Oh, but it's a troubled world we live in. Our long-lost neighbors from beneath the seas ... apparently a wiser and more peaceful lot ... keep trying to guide us toward betterment, sending emissaries whom we ignore. In writer-director M. Night Shyamalan's contemporary fairy tale The Lady in the Water, one of these aquatic facilitators finally catches our ear.

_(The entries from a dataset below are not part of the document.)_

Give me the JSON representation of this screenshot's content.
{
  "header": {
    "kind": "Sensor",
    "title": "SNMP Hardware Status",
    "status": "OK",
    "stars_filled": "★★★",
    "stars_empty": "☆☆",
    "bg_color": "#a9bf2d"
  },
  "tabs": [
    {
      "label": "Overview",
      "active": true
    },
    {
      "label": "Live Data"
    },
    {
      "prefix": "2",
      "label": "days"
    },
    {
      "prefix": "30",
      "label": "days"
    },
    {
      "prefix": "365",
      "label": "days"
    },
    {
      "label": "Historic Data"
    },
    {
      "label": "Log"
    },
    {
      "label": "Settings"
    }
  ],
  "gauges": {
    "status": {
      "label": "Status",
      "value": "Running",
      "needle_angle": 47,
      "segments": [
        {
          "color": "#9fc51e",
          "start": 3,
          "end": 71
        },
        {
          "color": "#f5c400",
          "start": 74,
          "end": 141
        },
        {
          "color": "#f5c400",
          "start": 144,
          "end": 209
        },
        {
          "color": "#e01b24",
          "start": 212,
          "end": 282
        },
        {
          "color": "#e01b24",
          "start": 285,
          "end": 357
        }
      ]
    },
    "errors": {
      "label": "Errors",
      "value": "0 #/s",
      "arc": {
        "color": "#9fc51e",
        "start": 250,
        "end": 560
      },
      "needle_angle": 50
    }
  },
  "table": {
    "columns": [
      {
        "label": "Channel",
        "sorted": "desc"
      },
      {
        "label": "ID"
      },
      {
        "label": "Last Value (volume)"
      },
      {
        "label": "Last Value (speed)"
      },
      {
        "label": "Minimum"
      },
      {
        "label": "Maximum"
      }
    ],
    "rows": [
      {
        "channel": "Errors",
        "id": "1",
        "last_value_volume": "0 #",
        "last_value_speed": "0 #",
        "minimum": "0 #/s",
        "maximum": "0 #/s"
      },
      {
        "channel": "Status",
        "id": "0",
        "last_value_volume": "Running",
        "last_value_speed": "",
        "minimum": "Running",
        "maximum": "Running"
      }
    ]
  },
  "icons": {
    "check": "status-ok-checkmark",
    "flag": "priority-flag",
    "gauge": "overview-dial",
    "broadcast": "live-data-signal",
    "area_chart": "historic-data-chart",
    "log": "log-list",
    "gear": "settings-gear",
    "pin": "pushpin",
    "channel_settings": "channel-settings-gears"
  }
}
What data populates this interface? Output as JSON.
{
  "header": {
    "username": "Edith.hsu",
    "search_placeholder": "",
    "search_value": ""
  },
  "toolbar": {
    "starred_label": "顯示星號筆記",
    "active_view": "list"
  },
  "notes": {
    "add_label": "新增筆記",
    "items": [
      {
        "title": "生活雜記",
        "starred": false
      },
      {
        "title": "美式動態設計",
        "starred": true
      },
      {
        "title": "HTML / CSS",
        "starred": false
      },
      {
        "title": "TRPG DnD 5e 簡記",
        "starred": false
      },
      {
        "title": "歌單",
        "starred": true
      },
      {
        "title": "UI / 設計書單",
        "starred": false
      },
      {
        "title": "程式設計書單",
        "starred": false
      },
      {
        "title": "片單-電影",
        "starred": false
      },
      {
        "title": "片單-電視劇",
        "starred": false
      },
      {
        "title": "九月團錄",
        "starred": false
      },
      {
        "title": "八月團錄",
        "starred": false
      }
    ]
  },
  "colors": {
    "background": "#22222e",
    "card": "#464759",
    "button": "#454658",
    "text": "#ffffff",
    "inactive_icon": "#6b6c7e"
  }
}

The watery guide appears in the pool at a U-shaped suburban Philadelphia apartment complex called The Cove (Get it? Where the sea meets the land and forms an arc-shaped shelter?). The building's custodian, Cleveland Heep (Paul Giamatti), a good-hearted sack of emotionally damaged goods, rescues a gorgeous girl-like creature from the pool. This is Story (Bryce Dallas Howard), a "narf" from the "Blue World."

 

Despite her apt name, Story doesn't say much. Neither does one of the residents, a middle-aged, taciturn Korean woman who speaks no English. Yet, in the first of the film's many magic-killing missteps, it's through this woman ... tediously and sporadically translated by her daughter ... that we get the whole backstory of narfs, their missions, their mortal enemies (dog-like, lawn-bound creatures called "scrunts") and how with the right cooperation, knowledge can bridge our world and the realm of water.

 

Sure, it sounds dumb, but movies by their very nature ask us to suspend disbelief; we happily convert two-dimensional light into elaborate dramatic realities we can care about. As representational of real life as films can be, we also welcome the fantastic ... magical rings, unlikely creatures, illogical shifts in time and space. And Shyamalan has scored before (The Sixth Sense, Unbreakable, Signs). But, there must be a good story (I don't mean the lovely and kind narf) told with finesse, and it's here that Lady stumbles.

 

Shyamalan says he adapted the script from a bedtime story he made up over a couple of weeks for his kids, and it sure feels like it. It's not that the basic idea is so bad ... fairy tales are meant to be simplistic ... but the narrative execution feels amateurish, from the characters' silly names to the stop-and-explain-some-more backstory. Shyamlan dresses up his child's tale in woefully predictable can't-we-all-get-along trappings, from background TVs set to war footage (hint, hint) to the veritable United Nations of residents representing at The Cove (all of whom live in some sketch-comedy version of an appropriate apartment ... Asian kitsch, bookish elder, Miami retiree).

 

As a fable about folks coming together in a joint mission, it's heavy with clichés, while splashed up with some New Age-ish mumbo jumbo from beyond the waves. We eventually meet about two dozen Covers, and gosh darn it if they don't all "find their purpose," even the stoners, the kvetching housewife and the dude with weird arm. As an exploration of faith, the narrative would have been stronger if anybody at The Cove exhibited any disbelief and thus created any tension around the unreality. (In a pointless, self-indulgent aside, Lady suggests that the worst person on earth, incapable of opening his heart and believing, is a stuffy, snobby film critic.)

 

It's so obvious and earnest that I could believe this to be the product a recent graduate, not a seasoned filmmaker tackling his fifth potential blockbuster. Lady is watchable, even enjoyable in places, salvaged in part by strong performances from Giamatti and Howard (made over to appear extra-ethereal). Shyamalan casts himself in an embarrassingly significant role, but his flat performance shows that acting is surely the least of his abilities.

 

With a surfeit of characters, most of whom are defined by stereotypes or a singular trait (say, good with puzzles), it's hard to make any emotional connection to the story. Simply ask your heart to swell when the overwrought music does ... if you can stop laughing at this film's dreadful and CGI-intensive conclusion.

 

Lady is particularly frustrating because you can discern what Shyamalan was aiming for, and he deserves credit for at least trying to stretch Hollywood's narrow story-telling parameters. But where Lady hopes for magic, warm fellow-feeling and the embrace of our inner narf, what we're left with is a soggy fable marked by tortured explanations, narrative inconsistencies and a sappy hugs-in-the-rain ending.